Now it falls to the new Administration to pick up where the Clinton Administration had left matters in 2000. The Camp David Agreements reached shortly before Bill Clinton left office, but not accepted for implementation by Yasser Arafat, may prove to be a basis for resumed negotiations. This comes at a time when the Saudis have warned that their so-called Arab peace plan will not be on the table for ever.

How will Mitchell go about dealing with opposing sides who are unwilling to make concessions in order to reach a lasting peace, who demand that their requirements be met and reject their opponents’ demands? The lack of willingness to compromise is likely to bedevil the search for a solution. Mitchell will require tenacity and resolve to bring about peace, and the Palestinian-Israeli crisis could well prove to be the new administration in Washington’s first major foreign policy challenge.

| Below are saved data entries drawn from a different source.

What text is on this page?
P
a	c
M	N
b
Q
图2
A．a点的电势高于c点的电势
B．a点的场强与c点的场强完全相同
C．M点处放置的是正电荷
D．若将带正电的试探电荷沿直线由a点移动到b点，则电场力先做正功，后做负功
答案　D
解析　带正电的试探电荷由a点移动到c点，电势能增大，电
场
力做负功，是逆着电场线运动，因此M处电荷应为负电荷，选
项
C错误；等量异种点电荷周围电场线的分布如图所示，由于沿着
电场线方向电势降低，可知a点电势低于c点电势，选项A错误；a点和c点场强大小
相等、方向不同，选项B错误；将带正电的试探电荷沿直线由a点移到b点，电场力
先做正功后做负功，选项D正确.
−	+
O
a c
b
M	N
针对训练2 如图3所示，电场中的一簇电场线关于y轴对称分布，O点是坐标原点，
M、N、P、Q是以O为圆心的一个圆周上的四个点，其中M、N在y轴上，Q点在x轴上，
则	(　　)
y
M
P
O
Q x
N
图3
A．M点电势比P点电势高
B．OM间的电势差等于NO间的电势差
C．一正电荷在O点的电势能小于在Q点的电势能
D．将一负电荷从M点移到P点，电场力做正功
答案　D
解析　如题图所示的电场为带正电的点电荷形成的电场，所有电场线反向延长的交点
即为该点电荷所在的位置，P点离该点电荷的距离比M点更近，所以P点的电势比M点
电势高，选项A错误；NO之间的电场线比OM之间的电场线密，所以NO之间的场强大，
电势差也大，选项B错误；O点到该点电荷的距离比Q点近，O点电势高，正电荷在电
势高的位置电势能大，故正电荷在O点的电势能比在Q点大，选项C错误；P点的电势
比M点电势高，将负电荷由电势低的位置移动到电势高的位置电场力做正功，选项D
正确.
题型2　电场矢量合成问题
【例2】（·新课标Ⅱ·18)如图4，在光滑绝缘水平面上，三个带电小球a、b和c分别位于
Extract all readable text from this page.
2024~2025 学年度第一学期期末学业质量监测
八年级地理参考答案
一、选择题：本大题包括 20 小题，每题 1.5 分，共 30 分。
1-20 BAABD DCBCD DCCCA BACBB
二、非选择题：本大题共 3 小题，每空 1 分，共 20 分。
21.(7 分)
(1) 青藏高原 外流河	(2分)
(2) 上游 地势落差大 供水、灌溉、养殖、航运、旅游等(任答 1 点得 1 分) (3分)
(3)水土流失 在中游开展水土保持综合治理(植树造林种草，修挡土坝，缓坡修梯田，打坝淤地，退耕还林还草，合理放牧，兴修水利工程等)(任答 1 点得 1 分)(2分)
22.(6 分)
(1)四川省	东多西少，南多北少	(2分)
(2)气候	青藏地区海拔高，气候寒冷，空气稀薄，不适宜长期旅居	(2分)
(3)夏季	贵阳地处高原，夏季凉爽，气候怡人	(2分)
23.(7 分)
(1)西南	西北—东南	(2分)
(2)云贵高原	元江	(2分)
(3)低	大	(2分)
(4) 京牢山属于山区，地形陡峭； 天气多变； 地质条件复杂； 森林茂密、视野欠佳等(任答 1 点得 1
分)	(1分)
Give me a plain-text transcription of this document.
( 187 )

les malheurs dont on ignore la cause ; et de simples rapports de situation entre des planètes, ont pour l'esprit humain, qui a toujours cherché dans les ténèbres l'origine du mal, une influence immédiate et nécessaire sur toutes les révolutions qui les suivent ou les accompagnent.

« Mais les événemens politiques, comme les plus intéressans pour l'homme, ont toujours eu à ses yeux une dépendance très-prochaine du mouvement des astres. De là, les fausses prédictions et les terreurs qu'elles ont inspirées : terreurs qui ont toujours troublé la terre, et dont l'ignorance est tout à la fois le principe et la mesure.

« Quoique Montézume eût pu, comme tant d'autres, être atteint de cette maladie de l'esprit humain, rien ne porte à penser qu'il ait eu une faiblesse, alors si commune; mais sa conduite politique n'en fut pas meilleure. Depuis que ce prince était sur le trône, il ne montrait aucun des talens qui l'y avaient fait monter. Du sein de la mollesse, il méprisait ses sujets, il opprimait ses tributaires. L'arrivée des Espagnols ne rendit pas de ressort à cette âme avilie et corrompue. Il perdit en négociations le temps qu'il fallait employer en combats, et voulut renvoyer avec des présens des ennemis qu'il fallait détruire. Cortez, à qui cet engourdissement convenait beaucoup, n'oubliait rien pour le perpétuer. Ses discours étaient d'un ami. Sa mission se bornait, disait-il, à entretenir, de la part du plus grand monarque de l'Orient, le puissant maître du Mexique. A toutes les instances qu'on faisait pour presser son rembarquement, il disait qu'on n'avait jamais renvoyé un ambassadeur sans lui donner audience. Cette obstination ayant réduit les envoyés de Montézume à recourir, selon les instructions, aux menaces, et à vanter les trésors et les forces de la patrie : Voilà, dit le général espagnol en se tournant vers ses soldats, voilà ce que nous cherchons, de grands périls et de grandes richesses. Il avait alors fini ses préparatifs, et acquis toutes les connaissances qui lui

President Obama gave his full support to Mitchell in an interview he gave to the Al-Arabiya news channel on 26 January, also sending a positive message on the attitude of the US to the Muslim world under his administration:

‘I told [Mitchell] is start by listening, because all too often the United States starts by dictating…in the past on some of these issues…and we don’t always know all the factors that are involved. So let’s listen. He’s going to be speaking to all the major parties involved. And he will then report back to me. From there we will formulate a specific response.’

And while reiterating that Israel remains a strong ally of the US, he spoke of relations with the Muslim world more broadly:

‘… if we are looking at the region as a whole and communicating a message to the Arab world and the Muslim world, that we are ready to initiate a new partnership based on mutual respect and mutual interest, then I think that we can make significant progress.’

‘… my job is to communicate to the American people that the Muslim world is filled with extraordinary people who simply want to live their lives and see their children live better lives. My job to the Muslim world is to communicate that the Americans are not your enemy. We sometimes make mistakes. We have not been perfect. But if you look at the track record, as you say, America was not born as a colonial power, and that the same respect and partnership that America had with the Muslim world as recently as 20 or 30 years ago, there’s no reason why we can’t restore that. And that I think is going to be an important task.’

One again Obama brings a message of hope to the Middle East and to other regions where earlier there seemed little prospect of the US developing warm and friendly relations. It is in the interests of all that his initiatives succeed.